# Sage Barista Express BES590UK - Water Leak



## Martini (6 mo ago)

I have a relatively old Sage Barista Express Model BES870UK /A. It’s developed a water leak and have opened the machine and identified the faulty part.

The leak is the plastic elbow that fits on the solenoid valve and couples to the heater via a 4mm plastic tube.

The leak is serious and water gushes out when the machine is operated. I have taken the solenoid assembly out of the machine and removed the plastic elbow. The issue is that the O ring flange inside the connector has disintegrated and as a result there is no seal hence the water leak.

I have been in touch with Sage and they have told me there is no stock of these connectors and that this particular part of the solenoid assembly – again no stock. The have also told me that these parts are made specifically for Sage and are not available from other manufacturers.

Can anyone give me any idea where I can get a replacement? 
Also, is there a part number for this elbow connector?








Photo of elbow connector


----------



## MartinB (May 8, 2011)

Yes, I have replaced this same part with a metal elbow that is more up to the job than the original plastic part! I'll dig out the thread and add it here for you.


----------



## Fahed2000 (6 mo ago)

I seem to have the same issue as the OP. Any chance you managed to find the part and if you happen to recommend where I can get some o rings?. Thanks


----------



## Martini (6 mo ago)

Finding an exact replacement elbow has been impossible. It appears that these fittings are made specifically for Sage and neither Sage or their official repairers will supply them. Sage have offered to repair the machine at great cost which implies they must have the part available for internal use.
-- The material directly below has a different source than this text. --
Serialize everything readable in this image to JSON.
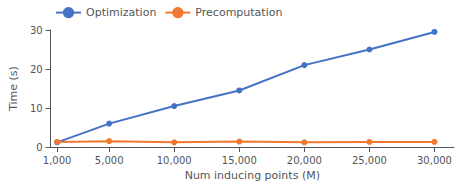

I have changed the plastic elbow for a standard 4mm metal part. This is available from ebay High Temperature,Food Grade Push in Fittings Elbow Male Stud bspp, Air, Steam | eBay . You need to make sure you select the 4mm 1/8 bspp part. It costs £4.99.

Fitting the part is easy. You need to remove the solenoid block. Once you have done this remove the old elbow and screw in the new one. Then refit the valves. You will then need to cut the brass compression fitting off the 4mm tube that connects the elbow to the boiler. To make this a bit easier I disconnected the tube from the boiler end too. You need to cut the fitting off the tube, however this must be done as close to the compression fitting as possible since the length of the 4mm pipe is a little tight. Once the fitting is removed just push the 4mm tube into the elbow ensuring it is fully pushed in and then lock it in place by pulling the lock ring outwards.

This part does not need an O ring, however, you can obtain 4mm O rings from multiple sources on both ebay and Amazon.

Assuming you are comfortable taking the machine apart this is an easy fix and takes about 15-60 minutes depending on your skill / confidence level. The hardest part is fixing the solenoid plate back in place as the screws are not magnetic and these fell out numerous times during reassembly. In the end I resorted to a small amount of glue to fix the screw to the driver.


----------